The front brakes are from the Raptor quad and the rear will be an old Hayes hydraulic disc setup with a 203mm rotor. The front suspension will use two Marzocchi Roco TST-R rear mountain bike shocks and the rear suspension will use a White Brothers tunable remote reservoir shock from the banshee quad.

The pedal drivetrain will consist of a Hammerschmidt two speed planetary crankset and a NuVinci N360 continuously variable transmission mounted inside and mid drive. A bike chain will go from the HS to the NuVinci. A Geo Tracker timing belt will drive from the NuVinci to the jackshaft/swing arm pivot, and a timing belt from a Subaru Imprezza will run to the rear wheel. I have left over pieces of 8mm pitch Gates PG2 profile pulley stock from my last project which will be final machined to complete the belt drive.

The electric drivetrain will use a Ryobi 40v brushless electric chainsaw. The saw will have the bar removed and bolted to a gear reduction interface with a plywood/resin friction drive with a cast resin/decomposed granite drive wheel and will interface with the bike chain. A pair of CSK-25PP one way bearings will allow the electric drive to freewheel when pedal only mode is desired. The reasons for using the chainsaw is: It can be unbolted quickly and used as a chainsaw. The saw is already made in an economy of scale big enough to keep the prices down. The battery chemistry is safe. The saw can be removed and boxed up for international border crossings, negating motorized vehicle customs fees and making the vehicle legally a bicycle worldwide.

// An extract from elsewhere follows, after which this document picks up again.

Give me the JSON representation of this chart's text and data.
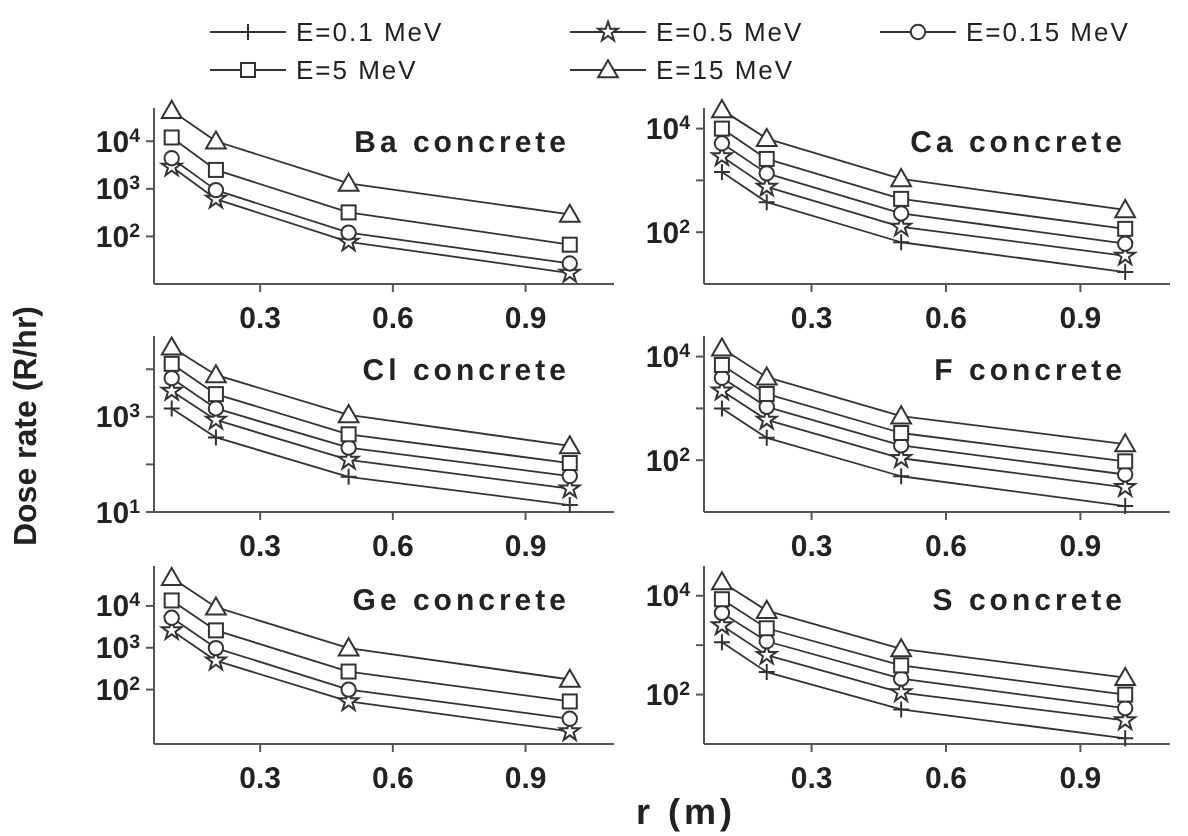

The roof and upper side doors will be coated with roughly 600 watts of 3"x6" scrap solar panels that will be encapsulated in the SuperSap CLR. The top section will run to one 20amp mppt charge controller and the two side sections will use 10 amp PWM cheapies. Those charge controllers will feed two 12 volt 60ah sealed gel cell Universal batteries in parallel. Those will feed a 600 watt pure sine inverter which will run two saw battery chargers, and my music gear. Lighting will be LED's run from the 12v house batteries.

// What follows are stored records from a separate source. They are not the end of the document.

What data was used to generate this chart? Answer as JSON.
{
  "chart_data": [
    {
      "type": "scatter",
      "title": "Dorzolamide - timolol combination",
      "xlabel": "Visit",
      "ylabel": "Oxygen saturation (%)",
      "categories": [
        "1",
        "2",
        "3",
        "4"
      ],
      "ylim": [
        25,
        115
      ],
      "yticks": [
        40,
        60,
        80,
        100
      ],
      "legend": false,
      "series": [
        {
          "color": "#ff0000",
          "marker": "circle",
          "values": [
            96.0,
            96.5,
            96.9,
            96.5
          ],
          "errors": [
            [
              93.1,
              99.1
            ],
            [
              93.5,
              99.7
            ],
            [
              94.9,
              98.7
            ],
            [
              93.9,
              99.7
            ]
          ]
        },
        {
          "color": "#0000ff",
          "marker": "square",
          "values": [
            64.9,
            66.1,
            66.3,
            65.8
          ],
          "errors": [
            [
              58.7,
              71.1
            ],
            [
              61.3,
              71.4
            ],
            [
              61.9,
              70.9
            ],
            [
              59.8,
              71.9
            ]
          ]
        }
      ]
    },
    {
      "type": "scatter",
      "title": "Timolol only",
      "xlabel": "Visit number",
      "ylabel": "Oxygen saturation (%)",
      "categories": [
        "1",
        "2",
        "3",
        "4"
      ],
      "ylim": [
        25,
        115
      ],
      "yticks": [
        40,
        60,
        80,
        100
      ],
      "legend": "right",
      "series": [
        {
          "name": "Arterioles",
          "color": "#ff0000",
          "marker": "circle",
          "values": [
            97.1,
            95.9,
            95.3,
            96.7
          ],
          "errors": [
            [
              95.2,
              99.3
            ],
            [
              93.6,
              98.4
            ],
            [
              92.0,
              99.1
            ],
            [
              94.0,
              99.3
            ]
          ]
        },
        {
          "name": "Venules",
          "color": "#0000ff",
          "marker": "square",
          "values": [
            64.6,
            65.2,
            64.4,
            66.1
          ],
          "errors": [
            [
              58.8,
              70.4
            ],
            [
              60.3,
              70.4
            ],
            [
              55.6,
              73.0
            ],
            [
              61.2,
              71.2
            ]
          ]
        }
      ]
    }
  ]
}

Except for one front shock, I have all of the parts and tools I will need to build a pedalable, camp-able trike. The tools needed are a jigsaw, a drill, a dremel tool with circle cutter and router attachments, basic hand tools for the bike/quad stuff, a 5-way plastic trowel, and some mixing cups for the resin. I'll have to do some machining at a local hackerspace to use the belt drives but trikes using bike chain will only need basic tools to construct.

With the plans and a good work ethic, a person should be able to build this in between 100-200 hours, maybe less.

I started this a couple of years ago and suffered many setbacks but I still have all of the parts. The main setback has been finding a shop to do the work in. Because my neck's so screwed up I can only work in short bursts so rental/borrowed shops just won't work. I've tried and my stuff gets moved around/lost by others when I'm having downtime. I bought a portable shop tent but it only lasted a few months before the AZ wind took it away. I'm really close to being able to buy a little scrap of land in the middle of nowhere and I was given an old bus to use as a shop.

The bus is only a mile from the land I'm looking at line of sight but I'm going to have to build a road to get it in there. Basically, if I can come up with about $4k, which I'm hoping to do soon by selling off parts for my other projects and a few rv's I've accumulated over the years, I can get setup again and build!

I hope that this inspires others to think outside the box(or house)!

Hopefully, I'll be able to start building again soon. I will post updates once I do!

Peace,
Ernesto

Sort:  

I just can't get the tag system to cooperate. This was supposed to go into #ebikes.

Sounds like a really awesome project! I'm interested to see how it's been going!